Uma das diretoras da escola pública de Serra pensa diferente. Em uma roda de conversa sobre a exposição, declarou que as imagens são dolorosas, mas devem ser exibidas SIM. Não fazem parte só do passado, mas do presente. Afirmou ainda que não frequenta mais a praça de sua cidade pois o custo de uma cerveja é impeditivo, “a praça foi tomada de brancos que têm dinheiro para se divertir.” Freud nos mostra que a única forma de “superarmos um trauma” é entrando em contato com ele, por mais duro que essa experiência possa ser. Aliás, tenho a convicção que a maioria das pessoas que passaram pela praça nunca tinham visto essas imagens de Debret, sejam elas brancas ou negras. Não dá para cancelar uma exposição pública na praça da mesma forma que se deixa de seguir tal ou qual conteúdo da mídia social. O nível das discussões nas redes digitais geralmente é baixo e tende ao cancelamento. Devemos sim criar comitês com diversos setores da sociedade civil para controlar os satélites e os algoritmos geridos pelas big techs, exclusivamente preocupados com a mercantilização da vida e com um incentivo infernal do umbigismo. Recentemente saíram dois livros que discutem esse assunto de forma brilhante: Políticas da Imagem de Giselle Beiguelman @gbeiguelman e A Super indústria do Imaginário de Eugênio Bucci. 

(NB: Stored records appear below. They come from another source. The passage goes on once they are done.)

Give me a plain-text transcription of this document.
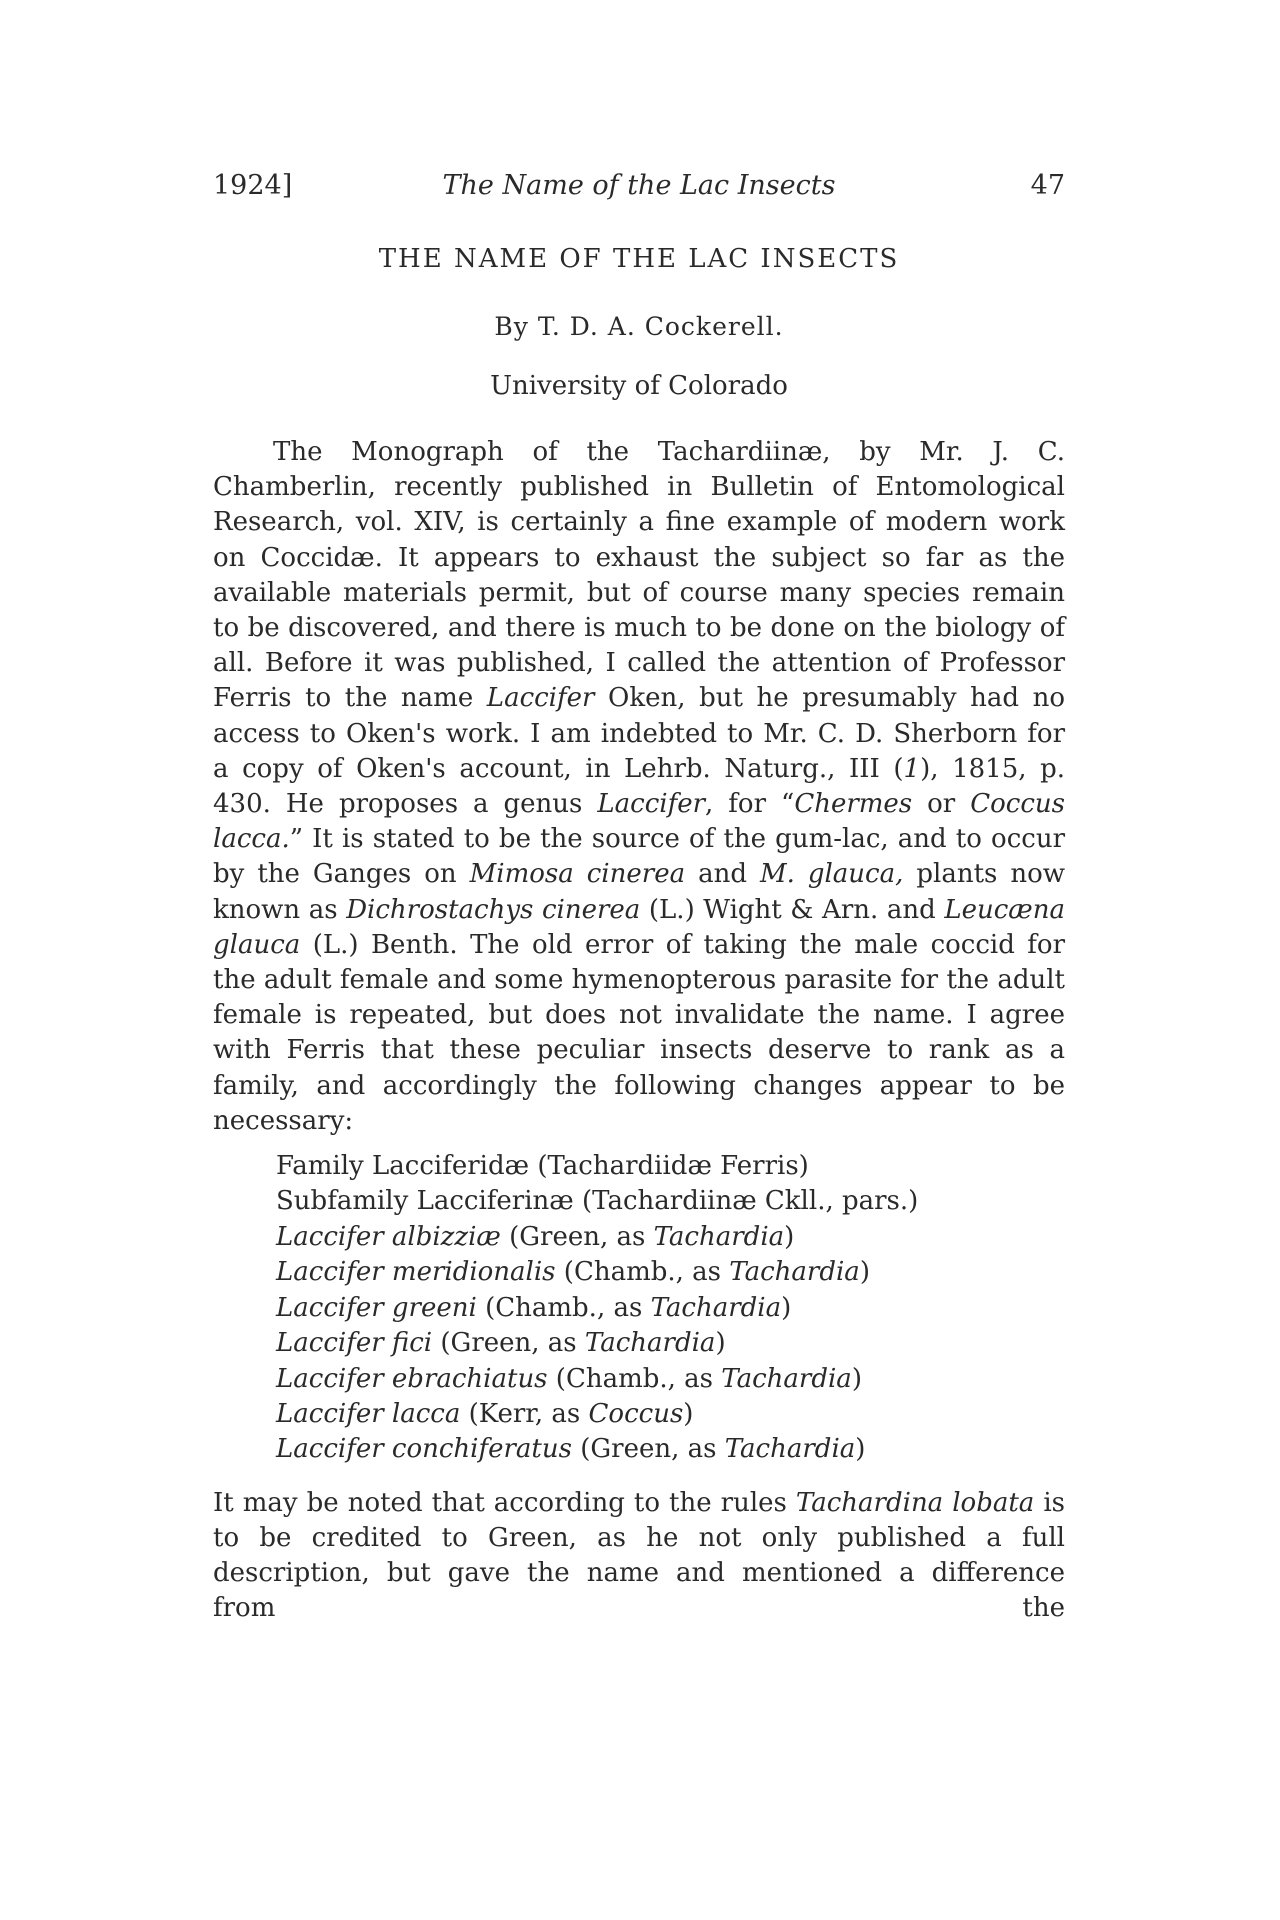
1924]	The Name of the Lac Insects	47
THE NAME OF THE LAC INSECTS
By T. D. A. Cockerell.
University of Colorado

The Monograph of the Tachardiinæ, by Mr. J. C. Chamberlin, recently published in Bulletin of Entomological Research, vol. XIV, is certainly a fine example of modern work on Coccidæ. It appears to exhaust the subject so far as the available materials permit, but of course many species remain to be discovered, and there is much to be done on the biology of all. Before it was published, I called the attention of Professor Ferris to the name Laccifer Oken, but he presumably had no access to Oken's work. I am indebted to Mr. C. D. Sherborn for a copy of Oken's account, in Lehrb. Naturg., III (1), 1815, p. 430. He proposes a genus Laccifer, for “Chermes or Coccus lacca.” It is stated to be the source of the gum-lac, and to occur by the Ganges on Mimosa cinerea and M. glauca, plants now known as Dichrostachys cinerea (L.) Wight & Arn. and Leucæna glauca (L.) Benth. The old error of taking the male coccid for the adult female and some hymenopterous parasite for the adult female is repeated, but does not invalidate the name. I agree with Ferris that these peculiar insects deserve to rank as a family, and accordingly the following changes appear to be necessary:

Family Lacciferidæ (Tachardiidæ Ferris)
Subfamily Lacciferinæ (Tachardiinæ Ckll., pars.)
Laccifer albizziæ (Green, as Tachardia)
Laccifer meridionalis (Chamb., as Tachardia)
Laccifer greeni (Chamb., as Tachardia)
Laccifer fici (Green, as Tachardia)
Laccifer ebrachiatus (Chamb., as Tachardia)
Laccifer lacca (Kerr, as Coccus)
Laccifer conchiferatus (Green, as Tachardia)

It may be noted that according to the rules Tachardina lobata is to be credited to Green, as he not only published a full description, but gave the name and mentioned a difference from the
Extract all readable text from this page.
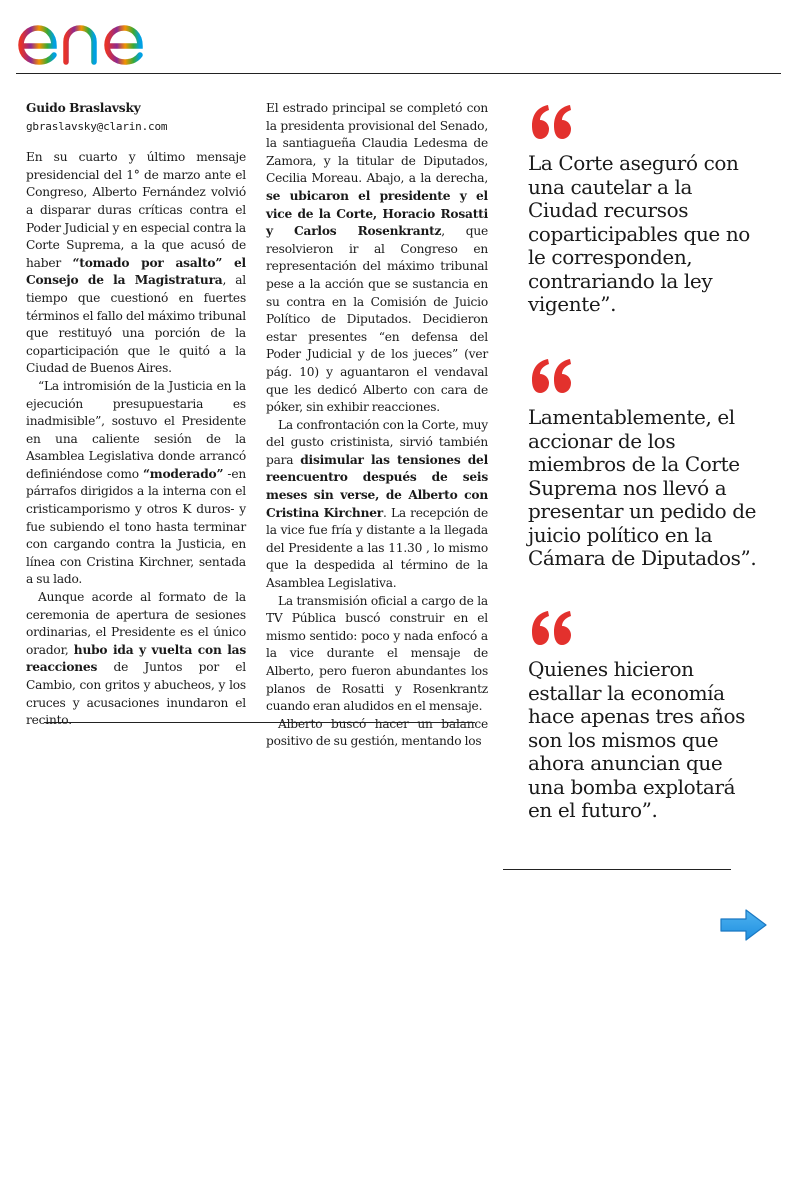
Guido Braslavsky

gbraslavsky@clarin.com

En su cuarto y último mensaje presidencial del 1° de marzo ante el Congreso, Alberto Fernández volvió a disparar duras críticas contra el Poder Judicial y en especial contra la Corte Suprema, a la que acusó de haber “tomado por asalto” el Consejo de la Magistratura, al tiempo que cuestionó en fuertes términos el fallo del máximo tribunal que restituyó una porción de la coparticipación que le quitó a la Ciudad de Buenos Aires.

“La intromisión de la Justicia en la ejecución presupuestaria es inadmisible”, sostuvo el Presidente en una caliente sesión de la Asamblea Legislativa donde arrancó definiéndose como “moderado” -en párrafos dirigidos a la interna con el cristicamporismo y otros K duros- y fue subiendo el tono hasta terminar con cargando contra la Justicia, en línea con Cristina Kirchner, sentada a su lado.

Aunque acorde al formato de la ceremonia de apertura de sesiones ordinarias, el Presidente es el único orador, hubo ida y vuelta con las reacciones de Juntos por el Cambio, con gritos y abucheos, y los cruces y acusaciones inundaron el recinto.

El estrado principal se completó con la presidenta provisional del Senado, la santiagueña Claudia Ledesma de Zamora, y la titular de Diputados, Cecilia Moreau. Abajo, a la derecha, se ubicaron el presidente y el vice de la Corte, Horacio Rosatti y Carlos Rosenkrantz, que resolvieron ir al Congreso en representación del máximo tribunal pese a la acción que se sustancia en su contra en la Comisión de Juicio Político de Diputados. Decidieron estar presentes “en defensa del Poder Judicial y de los jueces” (ver pág. 10) y aguantaron el vendaval que les dedicó Alberto con cara de póker, sin exhibir reacciones.

La confrontación con la Corte, muy del gusto cristinista, sirvió también para disimular las tensiones del reencuentro después de seis meses sin verse, de Alberto con Cristina Kirchner. La recepción de la vice fue fría y distante a la llegada del Presidente a las 11.30 , lo mismo que la despedida al término de la Asamblea Legislativa.

La transmisión oficial a cargo de la TV Pública buscó construir en el mismo sentido: poco y nada enfocó a la vice durante el mensaje de Alberto, pero fueron abundantes los planos de Rosatti y Rosenkrantz cuando eran aludidos en el mensaje.

Alberto buscó hacer un balance positivo de su gestión, mentando los

La Corte aseguró con una cautelar a la Ciudad recursos coparticipables que no le corresponden, contrariando la ley vigente”.

Lamentablemente, el accionar de los miembros de la Corte Suprema nos llevó a presentar un pedido de juicio político en la Cámara de Diputados”.

Quienes hicieron estallar la economía hace apenas tres años son los mismos que ahora anuncian que una bomba explotará en el futuro”.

Reparações históricas são muito importantes e o Brasil é ruim neste aspecto, enquanto Argentina e Chile puniram militares que promoveram a tortura, aqui nada aconteceu, e a prática da tortura prossegue disseminada. Solicitar reparação histórica dos países colonizadores é fundamental, assim como remover estátuas que dignificam facínoras que traficavam negros. Mas cancelar ou dificultar a veiculação das obras de artistas como Debret, Rujendas, Martius, Spix e outros que captaram da sua forma imagens do Brasil, num momento histórico específico, me parece um ultraje ao nosso patrimônio cultural. Aliás, esse material deverá ser usado como prova em possíveis reparações que venham a ocorrer. É claro que suas visões são parciais e recortadas pelo tempo, portanto carregadas de muitas particularidades e preconceitos que devem ser debatidos, mas não cancelados.